Community Connections highlights the many leaders, partners, and neighbors who make a difference in our community. This month we are featuring Ada Márquez, Open Space Authority and Santa Clara Valley Audubon Society volunteer and environmental studies faculty at San Jose State University.
Connecting people to the outdoors is one of the Open Space Authority’s key priorities, and research continues to show us that the Santa Clara Valley is a richly diverse community. The Understanding Our Community Phase I report revealed that 53% of the population within the Authority’s jurisdiction speaks a language other than English at home. So how can we ensure we are doing our best to reach people across the community? Ada Márquez is helping the Authority do just that.
For the last several years, Márquez has assisted the Open Space Authority on projects to expand access and make nature more inclusive, providing vital written Spanish translation assistance and more recently, assisting with live event translation.

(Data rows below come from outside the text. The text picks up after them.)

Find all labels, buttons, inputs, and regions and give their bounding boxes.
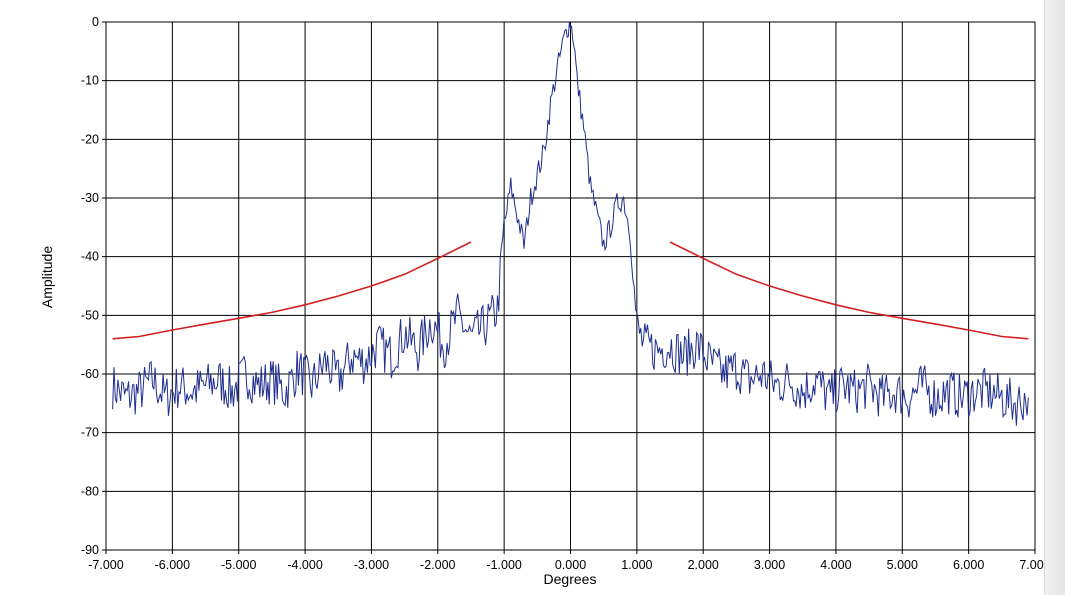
x-tick-label: 5.000 <box>887 558 918 572</box>
y-tick-label: -90 <box>81 543 99 557</box>
series-line-measured <box>112 21 1029 426</box>
x-tick-label: -7.000 <box>88 558 123 572</box>
y-tick-label: -30 <box>81 191 99 205</box>
series-layer <box>112 21 1029 426</box>
y-tick-label: -80 <box>81 484 99 498</box>
y-tick-label: -60 <box>81 367 99 381</box>
series-line-mask-right <box>669 241 1029 340</box>
series-line-mask-left <box>112 241 472 340</box>
window-scrollbar[interactable] <box>1044 0 1065 595</box>
x-axis-title: Degrees <box>544 571 597 587</box>
x-tick-label: -5.000 <box>221 558 256 572</box>
x-tick-label: -3.000 <box>354 558 389 572</box>
x-tick-label: -6.000 <box>155 558 190 572</box>
x-tick-label: -1.000 <box>486 558 521 572</box>
x-tick-label: 0.000 <box>555 558 586 572</box>
y-tick-label: -20 <box>81 132 99 146</box>
y-tick-label: -50 <box>81 308 99 322</box>
y-tick-label: -70 <box>81 426 99 440</box>
tick-labels: -7.000 -6.000 -5.000 -4.000 -3.000 -2.000 -1.0… <box>81 15 1051 572</box>
y-tick-label: -40 <box>81 250 99 264</box>
x-tick-label: 1.000 <box>621 558 652 572</box>
x-tick-label: 4.000 <box>820 558 851 572</box>
y-tick-label: 0 <box>92 15 99 29</box>
x-tick-label: -2.000 <box>420 558 455 572</box>
x-tick-label: -4.000 <box>287 558 322 572</box>
y-axis-title: Amplitude <box>39 246 55 308</box>
y-tick-label: -10 <box>81 74 99 88</box>
x-tick-label: 7.000 <box>1019 558 1050 572</box>
x-tick-label: 6.000 <box>953 558 984 572</box>
x-tick-label: 3.000 <box>754 558 785 572</box>
x-tick-label: 2.000 <box>688 558 719 572</box>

During our recent bilingual virtual nature walks, Márquez assisted from behind the camera, providing Spanish language translation for these events, sharing the names of plants and animals, and talking about the local ecology. Her translation skills in this summer’s virtual programs played an essential role in the Authority’s involvement and celebration of Latino Conservation Week at the end of July.

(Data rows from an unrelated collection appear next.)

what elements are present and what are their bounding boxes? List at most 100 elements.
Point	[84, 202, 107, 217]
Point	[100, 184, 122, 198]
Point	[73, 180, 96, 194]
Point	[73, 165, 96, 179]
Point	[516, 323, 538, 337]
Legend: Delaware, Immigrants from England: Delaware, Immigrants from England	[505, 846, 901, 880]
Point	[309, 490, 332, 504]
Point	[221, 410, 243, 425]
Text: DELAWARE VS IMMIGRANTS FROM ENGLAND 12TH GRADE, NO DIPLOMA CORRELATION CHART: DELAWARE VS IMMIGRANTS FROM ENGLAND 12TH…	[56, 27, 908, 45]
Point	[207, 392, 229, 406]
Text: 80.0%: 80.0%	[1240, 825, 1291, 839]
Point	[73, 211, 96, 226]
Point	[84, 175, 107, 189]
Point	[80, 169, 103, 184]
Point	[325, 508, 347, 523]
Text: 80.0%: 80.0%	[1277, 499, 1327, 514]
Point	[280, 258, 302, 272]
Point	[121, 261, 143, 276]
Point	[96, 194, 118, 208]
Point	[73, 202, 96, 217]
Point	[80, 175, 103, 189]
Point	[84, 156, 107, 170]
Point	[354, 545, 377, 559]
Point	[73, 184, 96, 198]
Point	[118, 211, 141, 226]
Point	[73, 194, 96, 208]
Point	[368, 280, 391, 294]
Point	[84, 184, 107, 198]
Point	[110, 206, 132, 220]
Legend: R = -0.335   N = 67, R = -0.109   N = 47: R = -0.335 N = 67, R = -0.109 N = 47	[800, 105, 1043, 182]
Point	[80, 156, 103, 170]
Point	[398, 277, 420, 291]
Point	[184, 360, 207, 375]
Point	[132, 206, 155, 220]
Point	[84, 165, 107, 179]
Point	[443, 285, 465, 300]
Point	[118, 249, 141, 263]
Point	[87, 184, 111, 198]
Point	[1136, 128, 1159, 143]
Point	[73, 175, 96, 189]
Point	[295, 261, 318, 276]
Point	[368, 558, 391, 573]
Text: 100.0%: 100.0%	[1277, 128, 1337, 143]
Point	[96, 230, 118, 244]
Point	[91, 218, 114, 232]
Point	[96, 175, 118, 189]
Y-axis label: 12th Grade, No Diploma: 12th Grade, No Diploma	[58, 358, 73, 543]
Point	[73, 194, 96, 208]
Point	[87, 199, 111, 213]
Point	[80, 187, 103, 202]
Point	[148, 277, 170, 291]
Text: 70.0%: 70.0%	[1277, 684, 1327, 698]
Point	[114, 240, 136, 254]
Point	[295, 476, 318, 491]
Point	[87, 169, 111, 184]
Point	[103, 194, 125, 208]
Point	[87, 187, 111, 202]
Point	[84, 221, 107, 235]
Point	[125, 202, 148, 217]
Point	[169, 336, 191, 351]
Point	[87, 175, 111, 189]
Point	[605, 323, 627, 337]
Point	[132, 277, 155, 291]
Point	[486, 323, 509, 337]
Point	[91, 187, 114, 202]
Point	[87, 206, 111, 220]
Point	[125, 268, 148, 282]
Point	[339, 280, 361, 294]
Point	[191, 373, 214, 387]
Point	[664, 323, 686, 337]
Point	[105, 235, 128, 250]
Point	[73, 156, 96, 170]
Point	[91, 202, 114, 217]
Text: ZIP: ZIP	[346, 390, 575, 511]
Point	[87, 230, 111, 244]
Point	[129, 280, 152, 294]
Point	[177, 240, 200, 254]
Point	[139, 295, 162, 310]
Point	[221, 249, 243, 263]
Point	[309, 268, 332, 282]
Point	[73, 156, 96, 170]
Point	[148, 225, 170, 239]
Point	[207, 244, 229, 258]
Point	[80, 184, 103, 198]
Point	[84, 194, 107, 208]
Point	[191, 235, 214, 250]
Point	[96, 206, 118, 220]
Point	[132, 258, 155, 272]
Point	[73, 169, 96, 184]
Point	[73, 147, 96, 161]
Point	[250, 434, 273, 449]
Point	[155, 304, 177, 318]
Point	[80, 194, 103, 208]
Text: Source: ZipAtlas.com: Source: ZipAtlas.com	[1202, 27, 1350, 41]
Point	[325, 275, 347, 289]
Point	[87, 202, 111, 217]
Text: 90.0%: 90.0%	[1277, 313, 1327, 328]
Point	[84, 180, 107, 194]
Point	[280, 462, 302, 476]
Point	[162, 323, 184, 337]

Educational Programs Coordinator Teri shows off a snake skin during a bilingual virtual nature walk that Márquez translated from behind the camera
For more than a decade Márquez has also volunteered with the Santa Clara Valley Audubon Society, doing vital habitat restoration work to protect threatened Western Burrowing Owls.
This type of service comes naturally for Márquez, a science educator and adjunct faculty member in the Environmental Studies Department at San Jose State University. She teaches students about environmental impact analysis, sharing how environmental planners analyze development projects for potential impacts on a community’s natural and built environment. She also does professional consulting work, writing, and reviewing environmental impact reports. Additionally, she works with organizations on a different type of “translation,” teaching them how to read and understand these environmental reports to inform their work.
Márquez (center) at a Burrowing Owl habitat restoration project in Alviso
Community service and advocacy is something Márquez builds into her teaching work. She often works with students on service projects, such as the 2018 campaign to pass the City of San Jose’s bond measure which now provides money for various types of infrastructure, including natural infrastructure, and helped to fund the permanent protection of 937 acres in North Coyote Valley last fall.
“I worked with San Jose District 2 Councilmember Sergio Jimenez on a bilingual opinion piece supporting the measure, published in El Observador.” Her students got the chance to meet and work with other local constituents who were devoting their time to support the effort, including the Mayor of San Jose and other local elected officials.
“I think it’s so important to expose students to that kind of experience,” says Márquez. “Teaching isn’t just about reading material, we need to connect with our students and show them that they can make a difference by contributing to a cause they believe in.”